Premal’s next move was to create Kiva: the world’s first online lending platform connecting lenders to entrepreneurs. Motivated by a desire to do good and to stick to an ethical, honest business development, he put all his time and energy in this new project. However when the Kiva board rejected his desire to become CEO, he felt deeply hurt. This is when he decided to turn to The Wellbeing Project. Premal applied to The Wellbeing Project because he was angry and disappointed, feeling he had put so much effort into something sincere and true. His experience as a participant of the Inner Development Program ignited a change in his vision of self-worth, ambition, and work. He learned how to deconstruct, dismantle, and undo everything that he had been taught over time in order to rethink and reevaluate his own happiness. Lacking a certain amount of tools due to the educational system in which he had been raised, Premal also learned knew ways of understanding himself. He left behind him many frustrations and difficulties he had accumulated over the years.

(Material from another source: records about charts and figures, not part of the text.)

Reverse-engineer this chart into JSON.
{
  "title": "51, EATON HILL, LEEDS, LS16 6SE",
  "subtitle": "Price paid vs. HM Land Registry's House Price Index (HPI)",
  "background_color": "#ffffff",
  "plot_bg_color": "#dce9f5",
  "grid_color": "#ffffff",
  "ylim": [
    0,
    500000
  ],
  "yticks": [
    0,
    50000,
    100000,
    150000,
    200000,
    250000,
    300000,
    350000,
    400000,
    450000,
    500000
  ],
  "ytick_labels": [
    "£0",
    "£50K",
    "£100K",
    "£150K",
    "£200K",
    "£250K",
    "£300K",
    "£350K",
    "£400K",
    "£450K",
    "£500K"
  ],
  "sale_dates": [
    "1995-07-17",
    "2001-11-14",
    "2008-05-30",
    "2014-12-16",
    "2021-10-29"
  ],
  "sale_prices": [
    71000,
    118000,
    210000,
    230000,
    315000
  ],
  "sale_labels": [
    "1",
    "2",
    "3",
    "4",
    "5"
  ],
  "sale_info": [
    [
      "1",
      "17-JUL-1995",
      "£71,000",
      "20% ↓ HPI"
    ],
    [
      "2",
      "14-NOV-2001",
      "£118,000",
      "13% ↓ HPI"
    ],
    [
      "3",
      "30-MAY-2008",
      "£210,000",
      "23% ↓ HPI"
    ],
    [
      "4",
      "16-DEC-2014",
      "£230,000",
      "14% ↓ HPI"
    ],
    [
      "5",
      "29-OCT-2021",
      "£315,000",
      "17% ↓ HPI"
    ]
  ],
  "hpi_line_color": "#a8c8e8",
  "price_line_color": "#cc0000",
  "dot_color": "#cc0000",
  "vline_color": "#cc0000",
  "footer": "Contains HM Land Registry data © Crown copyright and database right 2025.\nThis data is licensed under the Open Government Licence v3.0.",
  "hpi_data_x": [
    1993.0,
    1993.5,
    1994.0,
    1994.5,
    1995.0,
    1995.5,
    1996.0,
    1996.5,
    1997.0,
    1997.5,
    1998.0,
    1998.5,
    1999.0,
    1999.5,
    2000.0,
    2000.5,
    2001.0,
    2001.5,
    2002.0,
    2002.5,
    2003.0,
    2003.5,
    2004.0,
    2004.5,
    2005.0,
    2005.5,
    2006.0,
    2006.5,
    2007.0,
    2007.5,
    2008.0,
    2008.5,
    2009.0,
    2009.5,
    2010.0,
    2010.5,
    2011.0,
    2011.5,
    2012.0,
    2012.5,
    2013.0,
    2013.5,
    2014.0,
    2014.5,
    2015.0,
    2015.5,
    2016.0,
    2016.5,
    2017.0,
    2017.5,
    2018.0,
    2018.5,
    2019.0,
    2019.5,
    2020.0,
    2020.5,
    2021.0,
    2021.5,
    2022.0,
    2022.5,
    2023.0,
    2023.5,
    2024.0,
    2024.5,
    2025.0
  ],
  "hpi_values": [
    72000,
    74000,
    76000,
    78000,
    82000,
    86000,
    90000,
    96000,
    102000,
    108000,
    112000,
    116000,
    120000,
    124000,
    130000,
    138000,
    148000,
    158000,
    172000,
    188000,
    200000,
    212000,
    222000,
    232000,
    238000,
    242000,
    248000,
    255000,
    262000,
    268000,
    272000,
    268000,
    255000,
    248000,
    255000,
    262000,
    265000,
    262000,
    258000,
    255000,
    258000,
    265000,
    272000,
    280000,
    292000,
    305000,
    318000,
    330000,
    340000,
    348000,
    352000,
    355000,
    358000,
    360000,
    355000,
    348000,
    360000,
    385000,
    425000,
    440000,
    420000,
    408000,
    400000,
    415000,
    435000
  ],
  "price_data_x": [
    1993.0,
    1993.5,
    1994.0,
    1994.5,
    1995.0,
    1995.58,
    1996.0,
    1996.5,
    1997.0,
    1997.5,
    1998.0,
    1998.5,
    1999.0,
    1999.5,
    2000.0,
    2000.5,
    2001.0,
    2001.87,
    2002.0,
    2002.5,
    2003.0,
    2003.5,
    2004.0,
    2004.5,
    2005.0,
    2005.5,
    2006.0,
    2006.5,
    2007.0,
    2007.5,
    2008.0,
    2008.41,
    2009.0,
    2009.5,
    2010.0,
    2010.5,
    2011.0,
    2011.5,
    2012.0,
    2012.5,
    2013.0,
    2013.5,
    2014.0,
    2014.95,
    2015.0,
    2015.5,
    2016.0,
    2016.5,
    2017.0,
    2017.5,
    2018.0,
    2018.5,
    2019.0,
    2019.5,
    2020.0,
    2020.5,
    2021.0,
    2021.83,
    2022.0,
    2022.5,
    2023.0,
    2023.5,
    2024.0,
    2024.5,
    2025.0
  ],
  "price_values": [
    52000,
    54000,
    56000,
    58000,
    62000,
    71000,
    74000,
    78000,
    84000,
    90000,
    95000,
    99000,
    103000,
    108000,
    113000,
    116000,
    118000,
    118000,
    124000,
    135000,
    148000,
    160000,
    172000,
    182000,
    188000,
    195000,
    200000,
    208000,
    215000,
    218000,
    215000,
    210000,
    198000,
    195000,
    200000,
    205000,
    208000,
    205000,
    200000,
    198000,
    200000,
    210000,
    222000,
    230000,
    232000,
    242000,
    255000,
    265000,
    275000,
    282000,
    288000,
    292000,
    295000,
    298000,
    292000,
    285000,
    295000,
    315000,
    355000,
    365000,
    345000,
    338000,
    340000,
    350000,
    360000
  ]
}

“If I had to summarize the before versus the after of participating in The Wellbeing Project, I’d say this: it helped me shift from fear based on operating system to one based on love. I feel like I can trust the unfolding of life, and follow what feels most enlivening. So much of my fuel was based on fear of not being enough. Now, I realize I am love. And no one is in the binary bucket of “admirable” or “inadequate”. It is quite the opposite, everyone else is love as well. This changes everything. “ Premal Shah
Now driven by a spontaneous desire to go where things will bring him, Premal is currently taking the time to rebalance his life towards family, health, and connecting with others. For his future, he focuses on being more dynamic and productive, and more involved as an activist. Although he has not yet found all the answers, it is with more confidence and energy that he is moving forward.